ESPN 50th Annual Meeting

ESPN 2017

Tubulointerstitial nephritis and uveitis (TINU) syndrome in a 6 year-old male patient
Özge Nur Aktaş 1 Mehmet Taşdemir 2 Halil Gümüş 3 Ilmay Bilge 4

1- Koç University School Of Medicine, Istanbul, Turkey
2- Koç University Hospital, Department of Pediatrics, Division of Pediatric Nephrology, Istanbul, Turkey
3- Private Practice, Bursa, Turkey
4- Koç University School of Medicine, Department of Pediatrics, Division of Pediatric Nephrology, Istanbul, Turkey

Tubulointerstitial nephritis and uveitis (TINU) syndrome is a rare condition which has a combination of ocular inflammation and renal interstitial and tubular inflammation. Less than 300 cases have been reported since 1975, first description of the syndrome. Etiology of this syndrome is poorly understood, though immunologic processes are thought to play a role.

Material and methods:

Case presentation



Six year 2 month-old boy presented with red eyes and blurry vision. There was a history of fever, poor apetite, fatigue one, amoxicillin and nonsteroidal anti-inflammatory drug use a month ago. Patient was referred to our clinic with suspicion of acute kidney injury. Blood urea nitrogen (BUN) and serum creatinine (Cr) levels were increased (23.3 and 2.4 mg/dL, respectively). Tru-cut renal biopsy was performed, and IV pulse methylprednisolone treatment was administered.
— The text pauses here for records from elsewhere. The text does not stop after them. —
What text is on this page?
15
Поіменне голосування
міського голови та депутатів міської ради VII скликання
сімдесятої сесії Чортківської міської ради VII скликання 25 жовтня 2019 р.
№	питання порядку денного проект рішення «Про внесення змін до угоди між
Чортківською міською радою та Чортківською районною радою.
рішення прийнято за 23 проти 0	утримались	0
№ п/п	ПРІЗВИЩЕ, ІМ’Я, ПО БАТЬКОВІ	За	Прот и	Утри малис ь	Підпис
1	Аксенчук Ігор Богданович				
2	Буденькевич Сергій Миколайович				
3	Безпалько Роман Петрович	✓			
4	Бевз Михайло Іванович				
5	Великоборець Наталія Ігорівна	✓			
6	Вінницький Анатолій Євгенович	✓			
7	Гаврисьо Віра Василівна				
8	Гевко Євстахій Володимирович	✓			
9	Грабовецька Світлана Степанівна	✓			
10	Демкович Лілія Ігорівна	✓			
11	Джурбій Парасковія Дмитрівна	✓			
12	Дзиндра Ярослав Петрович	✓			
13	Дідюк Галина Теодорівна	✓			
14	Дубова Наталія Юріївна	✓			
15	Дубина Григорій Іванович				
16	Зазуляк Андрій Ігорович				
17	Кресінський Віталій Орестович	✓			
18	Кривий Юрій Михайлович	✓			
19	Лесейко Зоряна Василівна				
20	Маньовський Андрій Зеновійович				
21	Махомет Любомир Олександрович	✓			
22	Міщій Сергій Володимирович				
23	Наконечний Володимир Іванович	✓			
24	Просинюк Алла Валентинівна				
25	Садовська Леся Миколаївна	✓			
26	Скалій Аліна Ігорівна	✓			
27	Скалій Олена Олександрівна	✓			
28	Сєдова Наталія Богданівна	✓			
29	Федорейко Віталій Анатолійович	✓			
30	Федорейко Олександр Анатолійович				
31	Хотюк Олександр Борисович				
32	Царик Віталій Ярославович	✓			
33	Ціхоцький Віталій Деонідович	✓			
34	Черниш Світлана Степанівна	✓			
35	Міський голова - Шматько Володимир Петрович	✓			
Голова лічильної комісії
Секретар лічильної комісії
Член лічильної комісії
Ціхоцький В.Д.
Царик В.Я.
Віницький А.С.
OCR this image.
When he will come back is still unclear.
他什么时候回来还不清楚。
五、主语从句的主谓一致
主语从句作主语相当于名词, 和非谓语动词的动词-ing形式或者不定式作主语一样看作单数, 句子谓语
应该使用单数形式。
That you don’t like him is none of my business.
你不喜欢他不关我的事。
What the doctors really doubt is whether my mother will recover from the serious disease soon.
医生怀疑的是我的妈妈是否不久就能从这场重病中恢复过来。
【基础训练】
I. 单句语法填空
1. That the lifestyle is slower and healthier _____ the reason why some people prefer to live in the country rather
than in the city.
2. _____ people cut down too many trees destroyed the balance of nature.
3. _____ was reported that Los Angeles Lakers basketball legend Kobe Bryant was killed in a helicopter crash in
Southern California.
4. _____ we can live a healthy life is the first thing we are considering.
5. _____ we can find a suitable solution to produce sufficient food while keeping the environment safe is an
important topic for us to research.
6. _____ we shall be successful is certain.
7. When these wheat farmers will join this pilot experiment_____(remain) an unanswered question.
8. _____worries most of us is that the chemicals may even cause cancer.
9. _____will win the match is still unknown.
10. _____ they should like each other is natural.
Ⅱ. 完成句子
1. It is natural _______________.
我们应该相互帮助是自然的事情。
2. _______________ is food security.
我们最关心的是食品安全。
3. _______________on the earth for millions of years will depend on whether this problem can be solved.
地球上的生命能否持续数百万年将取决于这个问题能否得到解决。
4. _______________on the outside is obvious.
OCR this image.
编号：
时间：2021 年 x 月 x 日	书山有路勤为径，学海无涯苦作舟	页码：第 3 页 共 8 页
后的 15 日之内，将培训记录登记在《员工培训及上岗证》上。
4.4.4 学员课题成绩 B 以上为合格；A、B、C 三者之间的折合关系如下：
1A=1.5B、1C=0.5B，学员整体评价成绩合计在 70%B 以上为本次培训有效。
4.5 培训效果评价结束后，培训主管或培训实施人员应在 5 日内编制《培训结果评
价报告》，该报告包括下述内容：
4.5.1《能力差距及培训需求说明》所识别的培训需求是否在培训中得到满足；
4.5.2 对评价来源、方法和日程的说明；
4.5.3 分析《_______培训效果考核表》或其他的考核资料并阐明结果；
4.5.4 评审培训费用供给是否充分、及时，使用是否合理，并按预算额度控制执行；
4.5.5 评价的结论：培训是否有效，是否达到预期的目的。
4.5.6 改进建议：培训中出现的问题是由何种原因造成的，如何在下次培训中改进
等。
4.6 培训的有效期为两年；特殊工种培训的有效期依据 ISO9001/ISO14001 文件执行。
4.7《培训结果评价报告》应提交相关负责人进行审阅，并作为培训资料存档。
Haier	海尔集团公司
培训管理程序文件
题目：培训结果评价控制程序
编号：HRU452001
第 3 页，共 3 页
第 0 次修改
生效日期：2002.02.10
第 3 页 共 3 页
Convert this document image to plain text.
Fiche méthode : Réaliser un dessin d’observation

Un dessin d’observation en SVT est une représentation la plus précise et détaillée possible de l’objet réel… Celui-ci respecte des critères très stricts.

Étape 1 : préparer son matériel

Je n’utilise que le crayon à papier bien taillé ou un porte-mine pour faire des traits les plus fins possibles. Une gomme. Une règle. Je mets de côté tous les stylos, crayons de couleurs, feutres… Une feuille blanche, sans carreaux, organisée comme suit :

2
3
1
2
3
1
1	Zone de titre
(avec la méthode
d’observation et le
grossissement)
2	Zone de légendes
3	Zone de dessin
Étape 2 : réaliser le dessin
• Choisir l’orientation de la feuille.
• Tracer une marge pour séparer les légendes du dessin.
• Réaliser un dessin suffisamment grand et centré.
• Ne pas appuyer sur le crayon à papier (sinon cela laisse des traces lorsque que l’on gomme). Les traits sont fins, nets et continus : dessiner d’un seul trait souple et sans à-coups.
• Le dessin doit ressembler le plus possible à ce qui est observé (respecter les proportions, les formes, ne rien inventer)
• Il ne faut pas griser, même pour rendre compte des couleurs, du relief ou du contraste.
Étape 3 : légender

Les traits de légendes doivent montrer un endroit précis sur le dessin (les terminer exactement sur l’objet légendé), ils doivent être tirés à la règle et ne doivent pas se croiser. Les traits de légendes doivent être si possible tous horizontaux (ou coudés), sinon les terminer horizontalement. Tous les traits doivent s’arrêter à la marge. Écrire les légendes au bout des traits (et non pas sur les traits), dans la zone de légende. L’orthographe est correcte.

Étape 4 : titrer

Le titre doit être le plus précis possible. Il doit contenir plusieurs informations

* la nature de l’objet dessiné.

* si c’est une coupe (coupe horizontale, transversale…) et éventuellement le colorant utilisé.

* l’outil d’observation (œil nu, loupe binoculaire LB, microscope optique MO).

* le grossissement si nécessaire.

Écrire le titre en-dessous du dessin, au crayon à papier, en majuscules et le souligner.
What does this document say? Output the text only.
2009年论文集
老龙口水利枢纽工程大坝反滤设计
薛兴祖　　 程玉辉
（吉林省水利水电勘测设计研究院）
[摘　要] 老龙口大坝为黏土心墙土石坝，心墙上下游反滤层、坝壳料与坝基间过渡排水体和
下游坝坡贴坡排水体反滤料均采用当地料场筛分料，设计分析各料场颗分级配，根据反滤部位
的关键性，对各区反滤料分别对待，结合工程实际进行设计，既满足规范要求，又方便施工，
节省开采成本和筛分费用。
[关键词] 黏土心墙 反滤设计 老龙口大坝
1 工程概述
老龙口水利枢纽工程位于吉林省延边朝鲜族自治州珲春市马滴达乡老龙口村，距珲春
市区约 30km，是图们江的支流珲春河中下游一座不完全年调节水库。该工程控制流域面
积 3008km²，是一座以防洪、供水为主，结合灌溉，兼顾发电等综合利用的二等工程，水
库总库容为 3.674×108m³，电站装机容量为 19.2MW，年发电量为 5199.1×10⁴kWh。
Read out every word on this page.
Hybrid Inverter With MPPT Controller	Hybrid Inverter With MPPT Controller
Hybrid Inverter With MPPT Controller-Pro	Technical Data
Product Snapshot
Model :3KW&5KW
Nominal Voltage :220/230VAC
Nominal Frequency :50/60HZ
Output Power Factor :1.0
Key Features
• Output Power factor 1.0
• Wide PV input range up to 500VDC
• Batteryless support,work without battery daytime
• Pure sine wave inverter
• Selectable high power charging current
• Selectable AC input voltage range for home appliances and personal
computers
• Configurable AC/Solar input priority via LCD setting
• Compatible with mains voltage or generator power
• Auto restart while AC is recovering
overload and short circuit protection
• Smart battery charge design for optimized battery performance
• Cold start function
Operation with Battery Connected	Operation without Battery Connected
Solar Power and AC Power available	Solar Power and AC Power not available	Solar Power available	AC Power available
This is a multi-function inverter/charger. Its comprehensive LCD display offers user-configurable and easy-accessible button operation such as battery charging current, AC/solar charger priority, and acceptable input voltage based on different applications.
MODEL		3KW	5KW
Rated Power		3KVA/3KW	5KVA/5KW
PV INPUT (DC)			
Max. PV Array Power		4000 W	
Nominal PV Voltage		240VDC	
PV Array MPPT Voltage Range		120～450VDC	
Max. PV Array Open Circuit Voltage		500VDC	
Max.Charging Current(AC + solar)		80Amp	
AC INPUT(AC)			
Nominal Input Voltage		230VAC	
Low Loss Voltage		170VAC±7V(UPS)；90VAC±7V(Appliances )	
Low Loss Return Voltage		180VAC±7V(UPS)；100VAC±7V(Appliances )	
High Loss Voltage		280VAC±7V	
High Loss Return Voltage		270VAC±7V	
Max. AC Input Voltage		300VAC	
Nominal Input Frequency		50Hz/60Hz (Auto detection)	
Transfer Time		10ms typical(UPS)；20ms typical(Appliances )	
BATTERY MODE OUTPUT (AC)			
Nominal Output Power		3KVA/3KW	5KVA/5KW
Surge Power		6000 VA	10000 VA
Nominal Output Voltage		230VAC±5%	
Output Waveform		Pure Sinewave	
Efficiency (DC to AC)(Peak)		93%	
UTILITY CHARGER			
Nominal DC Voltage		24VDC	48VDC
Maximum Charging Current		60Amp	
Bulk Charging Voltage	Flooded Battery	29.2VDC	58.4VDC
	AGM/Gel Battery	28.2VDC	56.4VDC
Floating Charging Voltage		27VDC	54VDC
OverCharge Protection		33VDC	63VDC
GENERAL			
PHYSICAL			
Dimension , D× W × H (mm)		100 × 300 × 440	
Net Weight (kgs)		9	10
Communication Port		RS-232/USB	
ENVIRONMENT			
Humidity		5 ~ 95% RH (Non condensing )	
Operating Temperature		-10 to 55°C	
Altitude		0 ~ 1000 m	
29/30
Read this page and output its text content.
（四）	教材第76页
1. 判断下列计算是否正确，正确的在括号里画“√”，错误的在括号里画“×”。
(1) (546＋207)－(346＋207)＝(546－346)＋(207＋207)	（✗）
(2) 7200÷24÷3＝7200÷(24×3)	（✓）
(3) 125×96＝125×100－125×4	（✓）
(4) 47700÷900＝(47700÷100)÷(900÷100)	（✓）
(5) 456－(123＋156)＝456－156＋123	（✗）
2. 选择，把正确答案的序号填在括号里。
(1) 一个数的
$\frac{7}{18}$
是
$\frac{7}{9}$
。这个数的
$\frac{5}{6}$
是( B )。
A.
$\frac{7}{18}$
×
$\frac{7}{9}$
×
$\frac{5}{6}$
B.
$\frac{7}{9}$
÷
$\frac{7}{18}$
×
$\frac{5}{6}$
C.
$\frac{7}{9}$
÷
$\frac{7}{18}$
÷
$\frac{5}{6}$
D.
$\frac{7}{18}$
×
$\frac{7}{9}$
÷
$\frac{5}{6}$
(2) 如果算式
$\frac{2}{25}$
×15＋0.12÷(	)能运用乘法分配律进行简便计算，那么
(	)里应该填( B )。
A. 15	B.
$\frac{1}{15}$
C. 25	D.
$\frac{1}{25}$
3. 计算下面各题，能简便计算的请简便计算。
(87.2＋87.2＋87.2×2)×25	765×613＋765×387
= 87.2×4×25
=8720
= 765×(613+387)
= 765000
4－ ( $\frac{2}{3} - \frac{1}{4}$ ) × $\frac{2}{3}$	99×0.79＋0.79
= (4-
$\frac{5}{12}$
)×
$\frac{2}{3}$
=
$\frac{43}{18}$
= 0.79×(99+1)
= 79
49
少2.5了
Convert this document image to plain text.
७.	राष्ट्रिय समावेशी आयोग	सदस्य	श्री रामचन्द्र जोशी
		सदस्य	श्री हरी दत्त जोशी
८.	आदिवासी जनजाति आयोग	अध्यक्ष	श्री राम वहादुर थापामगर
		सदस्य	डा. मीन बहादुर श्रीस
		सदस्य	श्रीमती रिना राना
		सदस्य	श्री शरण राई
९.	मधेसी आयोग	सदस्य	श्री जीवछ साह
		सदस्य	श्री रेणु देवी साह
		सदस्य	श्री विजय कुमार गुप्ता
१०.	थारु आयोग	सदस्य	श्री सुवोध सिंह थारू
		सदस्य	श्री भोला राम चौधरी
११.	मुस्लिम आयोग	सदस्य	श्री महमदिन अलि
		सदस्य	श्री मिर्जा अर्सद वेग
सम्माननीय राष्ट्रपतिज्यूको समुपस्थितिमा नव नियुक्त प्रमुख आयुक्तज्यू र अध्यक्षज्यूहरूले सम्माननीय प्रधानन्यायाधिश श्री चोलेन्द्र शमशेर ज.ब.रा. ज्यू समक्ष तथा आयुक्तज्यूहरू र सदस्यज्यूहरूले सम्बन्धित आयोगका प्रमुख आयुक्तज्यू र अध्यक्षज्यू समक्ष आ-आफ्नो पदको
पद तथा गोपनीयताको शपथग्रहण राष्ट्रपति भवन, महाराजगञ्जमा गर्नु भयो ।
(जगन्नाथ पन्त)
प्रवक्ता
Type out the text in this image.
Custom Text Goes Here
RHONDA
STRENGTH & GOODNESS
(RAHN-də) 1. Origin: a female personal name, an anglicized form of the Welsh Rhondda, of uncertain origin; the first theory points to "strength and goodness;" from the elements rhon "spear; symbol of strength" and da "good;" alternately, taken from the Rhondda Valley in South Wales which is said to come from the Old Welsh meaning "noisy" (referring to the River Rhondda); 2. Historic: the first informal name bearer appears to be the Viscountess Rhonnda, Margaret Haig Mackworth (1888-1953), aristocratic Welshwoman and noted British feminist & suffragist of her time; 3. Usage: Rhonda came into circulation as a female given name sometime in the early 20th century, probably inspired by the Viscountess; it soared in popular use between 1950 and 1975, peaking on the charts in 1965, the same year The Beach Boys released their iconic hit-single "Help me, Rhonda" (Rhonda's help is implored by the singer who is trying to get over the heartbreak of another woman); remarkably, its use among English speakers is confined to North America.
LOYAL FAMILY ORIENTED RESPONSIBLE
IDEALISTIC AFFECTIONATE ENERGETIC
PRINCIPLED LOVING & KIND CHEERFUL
Lymphocyte predominant leukocytic infiltration, tubulitis, hydrophic degeneration and necrosis in tubule epithelium was reported in the biopsy specimen, confirming the definitive diagnosis of TINU. Oral methylprednisolone treatment has been continued for a month and gradual decline in both BUN and Cr was documented.


Any patient presenting with uveitis should be considered more carefully not to miss underlying TINU syndrome. Renal biochemical parameters including urinary beta-2 microglobulin could be useful to assess any renal abnormality in patients with uveitis which can be a hint for TINU syndrome.